MOUNT VERNON — With a successful first year under its belt, the Knox County Land Bank is turning its attention to the largest piece of property in its inventory: the Shellmar site.
The city transferred the 28-acre parcel to the land bank in 2018. Thus far, no company has shown interest in developing the entire parcel.
The land bank is looking to jump-start growth by acting as developer. The plan is to divide the acreage into nine two- to three-acre lots that would accommodate warehouses and small manufacturing areas. If a specific company is interested, it could combine lots for a larger area.
“With the current demand, we could fill it up tomorrow,” Jeff Gottke, president of the land bank, said last week.
That demand is local, too.
“Something between 5,000 and 15,000 square feet I get inquiries about regularly,” he said. “The inventory of that size of building just doesn't exist locally.
“Our goal is to attract various sizes of buildings to help develop business,” he continued. “We want to provide a way to create a variety of sizes and uses.”
If companies outgrow their facility on the Shellmar site, they could move to the Siemens campus or the industrial park.
The idea is to build the first structure on the southern end of the property, sell or lease to an end user, and then move north with construction of a second building. Gottke said the first building would utilize the existing concrete pad and would be close to utilities.
To fund the project, the land bank will borrow money through bonds and other long-term “patient capital” funds. Land banks are allowed to take on debt in pursuit of economic activities under the community improvement section of the Ohio Revised Code.
“I don't think the land bank has the ability, financially or manpower, to develop the whole site,” said Gottke. “But one or two or three buildings we could do to jump-start development.”
Gottke is working on developing a site plan that includes extending Madison Street west into the Shellmar site and exiting on Tilden Avenue.
Another potential route involves turning the levee into a roadway that connects West High Street to Tilden Avenue, and idea that originated with former Mount Vernon Safety-service Director Joel Daniels.
“It originally came out of a conversation about how to alleviate truck traffic through town and improve Dike Road,” said City Engineer Brian Ball, who is also a land bank board member. “It spun out of our 2018 downtown planning. We would remove the dike and rebuild [a road] to current standards.”
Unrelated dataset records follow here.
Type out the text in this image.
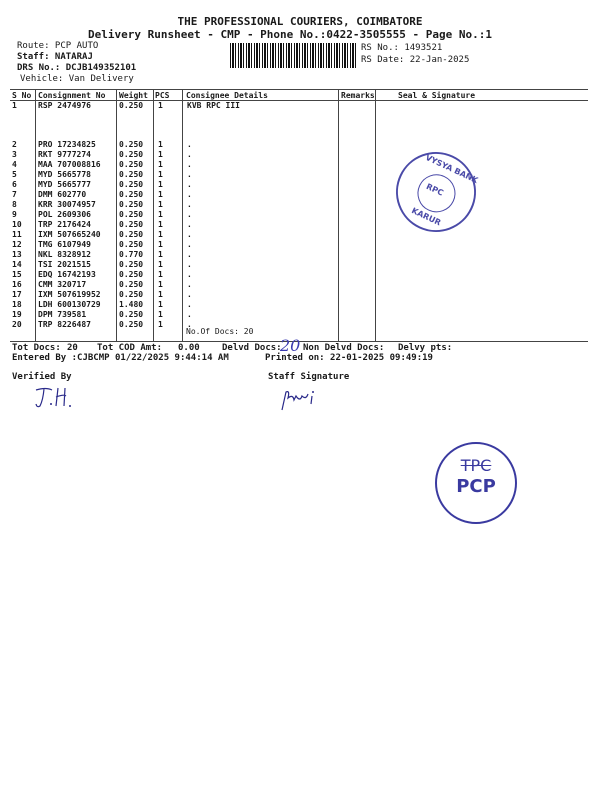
THE PROFESSIONAL COURIERS, COIMBATORE
Delivery Runsheet - CMP - Phone No.:0422-3505555 - Page No.:1
Route: PCP AUTO
Staff: NATARAJ
DRS No.: DCJB149352101
Vehicle: Van Delivery
RS No.: 1493521
RS Date: 22-Jan-2025
S No Consignment No Weight PCS Consignee Details	Remarks	Seal & Signature
1	RSP 2474976	0.250 1	KVB RPC III
2	PRO 17234825	0.250 1	.
3	RKT 9777274	0.250 1	.
4	MAA 707008816 0.250 1	.
5	MYD 5665778	0.250 1	.
6	MYD 5665777	0.250 1	.
7	DMM 602770	0.250 1	.
8	KRR 30074957	0.250 1	.
9	POL 2609306	0.250 1	.
10 TRP 2176424	0.250 1	.
11 IXM 507665240 0.250 1	.
12 TMG 6107949	0.250 1	.
13 NKL 8328912	0.770 1	.
14 TSI 2021515	0.250 1	.
15 EDQ 16742193	0.250 1	.
16 CMM 320717	0.250 1	.
17 IXM 507619952 0.250 1	.
18 LDH 600130729 1.480 1	.
19 DPM 739581	0.250 1	.
20 TRP 8226487	0.250 1	.
No.Of Docs: 20
VYSYA BANK
KARUR
RPC
Tot Docs: 20 Tot COD Amt: 0.00 Delvd Docs:
20 Non Delvd Docs: Delvy pts:
Entered By :CJBCMP 01/22/2025 9:44:14 AM	Printed on: 22-01-2025 09:49:19
Verified By	Staff Signature
TPC
PCP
Ball said that funding would come from a combination of public entities, including the U.S. Army Corps of Engineers, the Environmental Protection Agency, Ohio Department of Transportation, and FEMA.
Gottke said that if the land bank decides to proceed, the time frame for completing construction of the first building would be around 18 months.
“Once we get the site plans done, I'll reach out to local companies,” he said. “It may be that the land bank won't have to be the developer.”
Ideally, Plan A is that individual companies will take the lead and build their own buildings. Plan B is that after the land bank develops the site plan, another developer comes in and proceeds from there. The land bank serving as developer is actually Plan C.
If it comes down to Plan C, land bank board members are supportive.
“We know [the Shellmar site] has been sitting there for awhile, so it'd be nice to kick-start it,” said County Commissioner Bill Pursel.